At fifteen years of age Dickens became an office boy for some London attorneys. Desirous of following his father in a new venture, he qualified as a reporter in two law courts in London. When nineteen years old he secured an appointment for newspaper work in the reporter's gallery of the House of Commons. Two years later, he had begun his career as an author with the first of the stories which afterwards were gathered into the volume named, "Sketches by Boz." And at the age of twentyfour he had fully launched his life for a literary career, by beginning, as a serial, the ever-memorable "Posthumous Papers of the Pickwick Club."
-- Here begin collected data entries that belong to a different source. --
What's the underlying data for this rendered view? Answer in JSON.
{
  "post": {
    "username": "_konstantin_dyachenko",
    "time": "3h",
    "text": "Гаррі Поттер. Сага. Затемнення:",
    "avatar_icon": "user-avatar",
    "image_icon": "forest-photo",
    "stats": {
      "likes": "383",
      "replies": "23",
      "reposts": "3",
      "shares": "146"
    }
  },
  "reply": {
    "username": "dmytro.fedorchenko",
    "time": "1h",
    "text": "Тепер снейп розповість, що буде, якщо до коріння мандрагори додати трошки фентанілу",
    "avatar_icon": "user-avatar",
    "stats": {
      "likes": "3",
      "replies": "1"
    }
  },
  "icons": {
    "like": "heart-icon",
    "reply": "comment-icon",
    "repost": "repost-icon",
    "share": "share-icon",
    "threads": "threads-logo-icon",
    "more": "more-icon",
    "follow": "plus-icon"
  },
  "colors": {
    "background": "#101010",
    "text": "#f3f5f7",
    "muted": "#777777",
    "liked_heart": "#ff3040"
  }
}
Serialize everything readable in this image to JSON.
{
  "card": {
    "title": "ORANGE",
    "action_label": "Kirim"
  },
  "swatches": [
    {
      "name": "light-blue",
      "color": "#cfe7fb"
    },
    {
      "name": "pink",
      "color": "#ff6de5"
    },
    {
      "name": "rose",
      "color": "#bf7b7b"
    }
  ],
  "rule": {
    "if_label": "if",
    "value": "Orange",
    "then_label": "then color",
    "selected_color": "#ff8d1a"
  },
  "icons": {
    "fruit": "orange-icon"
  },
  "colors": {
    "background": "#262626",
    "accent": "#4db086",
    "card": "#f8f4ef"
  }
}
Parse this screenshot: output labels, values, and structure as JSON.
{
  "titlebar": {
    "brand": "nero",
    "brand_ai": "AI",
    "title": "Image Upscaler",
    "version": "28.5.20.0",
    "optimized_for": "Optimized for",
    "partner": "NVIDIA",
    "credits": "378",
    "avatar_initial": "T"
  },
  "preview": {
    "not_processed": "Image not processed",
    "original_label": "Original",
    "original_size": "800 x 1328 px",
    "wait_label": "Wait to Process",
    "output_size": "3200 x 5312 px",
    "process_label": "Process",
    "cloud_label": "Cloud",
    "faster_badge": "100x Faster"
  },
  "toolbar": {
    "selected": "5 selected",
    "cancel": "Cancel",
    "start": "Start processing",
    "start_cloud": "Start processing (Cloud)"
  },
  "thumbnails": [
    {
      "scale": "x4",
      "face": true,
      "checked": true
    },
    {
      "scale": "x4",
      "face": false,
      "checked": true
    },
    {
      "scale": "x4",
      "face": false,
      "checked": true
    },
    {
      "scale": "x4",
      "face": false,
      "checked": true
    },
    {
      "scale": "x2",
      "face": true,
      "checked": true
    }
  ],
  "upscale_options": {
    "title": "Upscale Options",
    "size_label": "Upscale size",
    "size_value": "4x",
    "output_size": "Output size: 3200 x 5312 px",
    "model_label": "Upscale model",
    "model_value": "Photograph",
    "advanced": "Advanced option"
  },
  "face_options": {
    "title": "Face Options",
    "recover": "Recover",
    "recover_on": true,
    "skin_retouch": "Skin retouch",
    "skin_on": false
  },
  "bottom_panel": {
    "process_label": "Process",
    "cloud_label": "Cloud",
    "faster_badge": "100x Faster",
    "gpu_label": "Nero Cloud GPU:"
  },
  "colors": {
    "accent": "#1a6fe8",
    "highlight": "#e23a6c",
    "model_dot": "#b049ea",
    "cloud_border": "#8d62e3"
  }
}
During the next thirty and more years, with no serious

falling away at any time of an increasing popularity, Dickens was one of the most prolific and well rewarded, and, altogether, the most widely read, most admired and most applauded of the authors in the realm of English literature. Besides, in the last twelve years of his life he was not only before the public as its most popular writer of books, but as a public reader of his writings. Around him, throughout England and in America, gathered crowds of enthusiastic auditors.

In the year 1870, Charles Dickens died. He passed away at the very summit of his career, without having had to endure any previous disabling illness. His body. was buried in the Poets' Corner in Westminster Abbey, the ancient Memorial of British Worthies in Civics, Church, Science, Art and Letters." Carlyle, at Dickens's death, voiced a wide-spread esteem, in speaking of him, as, "the good, the gentle, high-gifted, ever friendly, noble Dickens, -every inch of him an Honest Man." And now, in the Centennial Year of the birth of this "high-gifted" man, many hundreds of memorial meetings, in many lands, are being held to celebrate him and his work:-and more than twenty-five millions of sets of his books, it is estimated, are to be found in the libraries and homes of the world's reading peoples.

This evening our Society takes part in this world-wide celebration.

We have not the time now, nor have I the comprehensive and intimate knowledge necessary, for an adequate estimate of Dickens, the man; or to assign him his due value in the realm of letters; or to recount satisfactorily what he has done to help human welfare onward. At most I can only draft an appreciation of him with large strokes, and fill in with partial and probably not the most satisfactory, or significant, detail.

PERSONAL ESTIMATE

At the outset, however, I must ask your indulgence in recalling the fact that for most of my life I have been rather indifferent, it not antipathetic, to Dickens, the man.